Elitza Koeva

Invited researcher of the 2026 Themis Programme | In residence at Maison Suger from January to April 2026
Elitza Koeva

Elitza Koeva holds a doctorate from Harvard University with a secondary field in Critical Media Practice (CMP) and a master's degree in Media Studies from the University of Tokyo. Her research examines the relationship among sound, place, and "cross-species sociality" (Haraway) to conceptualize space, intersubjectivity, and the sensorium within the framework of the human-animal-machine cybernetic triangle. Elitza's art practice explores temporality and the impermanence of tangible and intangible nature as well as emerging interferences and resonances among sound, space, biotic and abiotic entities in urban contexts. Elitza recently completed a postdoctoral fellowship with the Thinking with Plants and Fungi Initiative at Harvard Divinity School (2025) and is currently a visiting postdoc at Sorbonne Université VALE : Voix Anglophones Littérature et Esthétique.

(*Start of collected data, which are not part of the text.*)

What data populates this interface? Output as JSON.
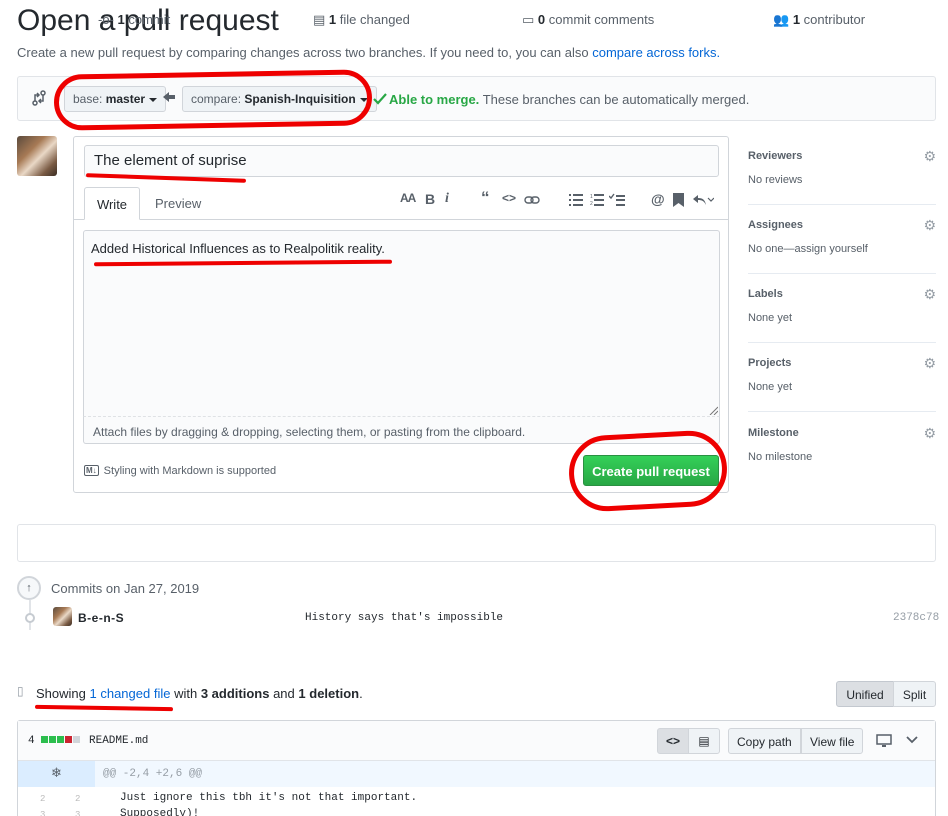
{
  "header": {
    "title": "Open a pull request",
    "subtitle": "Create a new pull request by comparing changes across two branches. If you need to, you can also",
    "subtitle_link": "compare across forks."
  },
  "range": {
    "base_prefix": "base:",
    "base_branch": "master",
    "compare_prefix": "compare:",
    "compare_branch": "Spanish-Inquisition",
    "merge_status": "Able to merge.",
    "merge_detail": "These branches can be automatically merged."
  },
  "composer": {
    "title_value": "The element of suprise",
    "tab_write": "Write",
    "tab_preview": "Preview",
    "body_value": "Added Historical Influences as to Realpolitik reality.",
    "attach_text": "Attach files by dragging & dropping, selecting them, or pasting from the clipboard.",
    "markdown_badge": "M↓",
    "markdown_note": "Styling with Markdown is supported",
    "submit_label": "Create pull request"
  },
  "sidebar": {
    "items": [
      {
        "title": "Reviewers",
        "value": "No reviews"
      },
      {
        "title": "Assignees",
        "value": "No one—assign yourself"
      },
      {
        "title": "Labels",
        "value": "None yet"
      },
      {
        "title": "Projects",
        "value": "None yet"
      },
      {
        "title": "Milestone",
        "value": "No milestone"
      }
    ]
  },
  "stats": {
    "commits_count": "1",
    "commits_label": "commit",
    "files_count": "1",
    "files_label": "file changed",
    "comments_count": "0",
    "comments_label": "commit comments",
    "contributors_count": "1",
    "contributors_label": "contributor"
  },
  "commits": {
    "date_label": "Commits on Jan 27, 2019",
    "author": "B-e-n-S",
    "message": "History says that's impossible",
    "sha": "2378c78"
  },
  "diff": {
    "showing_prefix": "Showing",
    "changed_link": "1 changed file",
    "with": "with",
    "additions": "3 additions",
    "and": "and",
    "deletions": "1 deletion",
    "unified_label": "Unified",
    "split_label": "Split",
    "file_change_count": "4",
    "file_name": "README.md",
    "copy_path_label": "Copy path",
    "view_file_label": "View file",
    "hunk_header": "@@ -2,4 +2,6 @@",
    "lines": [
      {
        "old": "2",
        "new": "2",
        "text": "Just ignore this tbh it's not that important."
      },
      {
        "old": "3",
        "new": "3",
        "text": "Supposedly)!"
      }
    ]
  },
  "colors": {
    "accent_link": "#0366d6",
    "merge_green": "#28a745",
    "annotation_red": "#e00000"
  }
}
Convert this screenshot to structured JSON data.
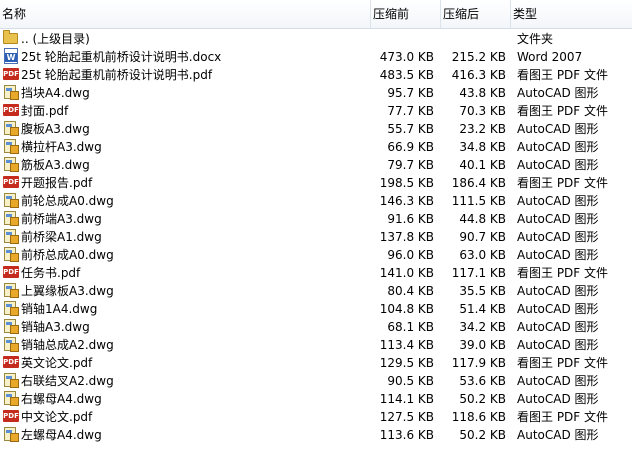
{
  "columns": {
    "name": "名称",
    "original": "压缩前",
    "compressed": "压缩后",
    "type": "类型"
  },
  "files": [
    {
      "icon": "folder-icon",
      "name": ".. (上级目录)",
      "original": "",
      "compressed": "",
      "type": "文件夹"
    },
    {
      "icon": "word-doc-icon",
      "name": "25t 轮胎起重机前桥设计说明书.docx",
      "original": "473.0 KB",
      "compressed": "215.2 KB",
      "type": "Word 2007"
    },
    {
      "icon": "pdf-icon",
      "name": "25t 轮胎起重机前桥设计说明书.pdf",
      "original": "483.5 KB",
      "compressed": "416.3 KB",
      "type": "看图王 PDF 文件"
    },
    {
      "icon": "autocad-icon",
      "name": "挡块A4.dwg",
      "original": "95.7 KB",
      "compressed": "43.8 KB",
      "type": "AutoCAD 图形"
    },
    {
      "icon": "pdf-icon",
      "name": "封面.pdf",
      "original": "77.7 KB",
      "compressed": "70.3 KB",
      "type": "看图王 PDF 文件"
    },
    {
      "icon": "autocad-icon",
      "name": "腹板A3.dwg",
      "original": "55.7 KB",
      "compressed": "23.2 KB",
      "type": "AutoCAD 图形"
    },
    {
      "icon": "autocad-icon",
      "name": "横拉杆A3.dwg",
      "original": "66.9 KB",
      "compressed": "34.8 KB",
      "type": "AutoCAD 图形"
    },
    {
      "icon": "autocad-icon",
      "name": "筋板A3.dwg",
      "original": "79.7 KB",
      "compressed": "40.1 KB",
      "type": "AutoCAD 图形"
    },
    {
      "icon": "pdf-icon",
      "name": "开题报告.pdf",
      "original": "198.5 KB",
      "compressed": "186.4 KB",
      "type": "看图王 PDF 文件"
    },
    {
      "icon": "autocad-icon",
      "name": "前轮总成A0.dwg",
      "original": "146.3 KB",
      "compressed": "111.5 KB",
      "type": "AutoCAD 图形"
    },
    {
      "icon": "autocad-icon",
      "name": "前桥端A3.dwg",
      "original": "91.6 KB",
      "compressed": "44.8 KB",
      "type": "AutoCAD 图形"
    },
    {
      "icon": "autocad-icon",
      "name": "前桥梁A1.dwg",
      "original": "137.8 KB",
      "compressed": "90.7 KB",
      "type": "AutoCAD 图形"
    },
    {
      "icon": "autocad-icon",
      "name": "前桥总成A0.dwg",
      "original": "96.0 KB",
      "compressed": "63.0 KB",
      "type": "AutoCAD 图形"
    },
    {
      "icon": "pdf-icon",
      "name": "任务书.pdf",
      "original": "141.0 KB",
      "compressed": "117.1 KB",
      "type": "看图王 PDF 文件"
    },
    {
      "icon": "autocad-icon",
      "name": "上翼缘板A3.dwg",
      "original": "80.4 KB",
      "compressed": "35.5 KB",
      "type": "AutoCAD 图形"
    },
    {
      "icon": "autocad-icon",
      "name": "销轴1A4.dwg",
      "original": "104.8 KB",
      "compressed": "51.4 KB",
      "type": "AutoCAD 图形"
    },
    {
      "icon": "autocad-icon",
      "name": "销轴A3.dwg",
      "original": "68.1 KB",
      "compressed": "34.2 KB",
      "type": "AutoCAD 图形"
    },
    {
      "icon": "autocad-icon",
      "name": "销轴总成A2.dwg",
      "original": "113.4 KB",
      "compressed": "39.0 KB",
      "type": "AutoCAD 图形"
    },
    {
      "icon": "pdf-icon",
      "name": "英文论文.pdf",
      "original": "129.5 KB",
      "compressed": "117.9 KB",
      "type": "看图王 PDF 文件"
    },
    {
      "icon": "autocad-icon",
      "name": "右联结叉A2.dwg",
      "original": "90.5 KB",
      "compressed": "53.6 KB",
      "type": "AutoCAD 图形"
    },
    {
      "icon": "autocad-icon",
      "name": "右螺母A4.dwg",
      "original": "114.1 KB",
      "compressed": "50.2 KB",
      "type": "AutoCAD 图形"
    },
    {
      "icon": "pdf-icon",
      "name": "中文论文.pdf",
      "original": "127.5 KB",
      "compressed": "118.6 KB",
      "type": "看图王 PDF 文件"
    },
    {
      "icon": "autocad-icon",
      "name": "左螺母A4.dwg",
      "original": "113.6 KB",
      "compressed": "50.2 KB",
      "type": "AutoCAD 图形"
    }
  ]
}
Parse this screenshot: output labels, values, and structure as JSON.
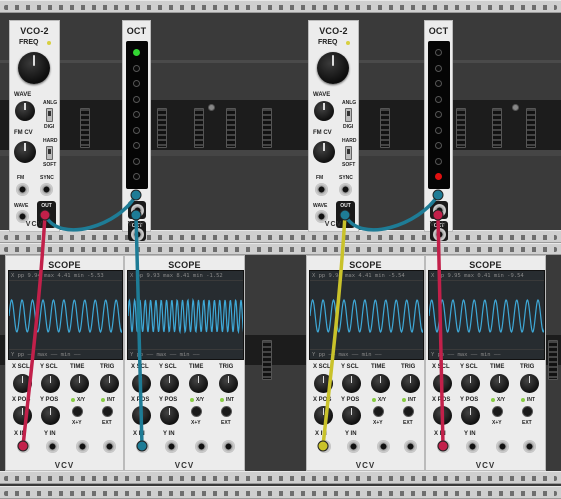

Her work has been supported by the Japanese Monbukagakusho (MEXT) Scholarship, Fulbright, Thanks to Scandinavia, ETH research fellowship, Harvard ArtLab, and Harvard Mellon Urban Initiative (HMUI), among others.

The project

Title : Ethics of Multispecies Cohabitation: Integrating Ethical Observational Science and Sonic Cartographies in the Anthroposphere

"A keystone of Elitza's work has been the digitized archive of 19th-century North American ornithologist William Brewster (1851–1919). Her doctoral dissertation, "Acoustemological Resonances : Brewster’s Archive and the Emergence of Ethical Observational Science" (2024), presented a new conceptual framework that privileged sound and listening as epistemic, affective, and political modes of knowing. Brewster's field notes and photographs, inscribed with the "micrographia" (Aït-Touati) of species and places, provide a generative challenge: how to remediate and reactivate historical multispecies narratives and sensory knowledge for a 21st-century context? Elitza's current project explores how critical listening – mediated through digital, archival, and artistic methods – can foster new models for multispecies cohabitation in the Anthropocene. By combining critical frameworks with digital sound archives and participatory research, Elitza will investigate how environmental archives and emerging technologies reshape ethical, social, and epistemic relations between humans, animals, and machines in changing urban ecosystems."

Hosting institution : Laboratoire Voix Anglophones, Littérature et Esthétique, Université de la Sorbonne.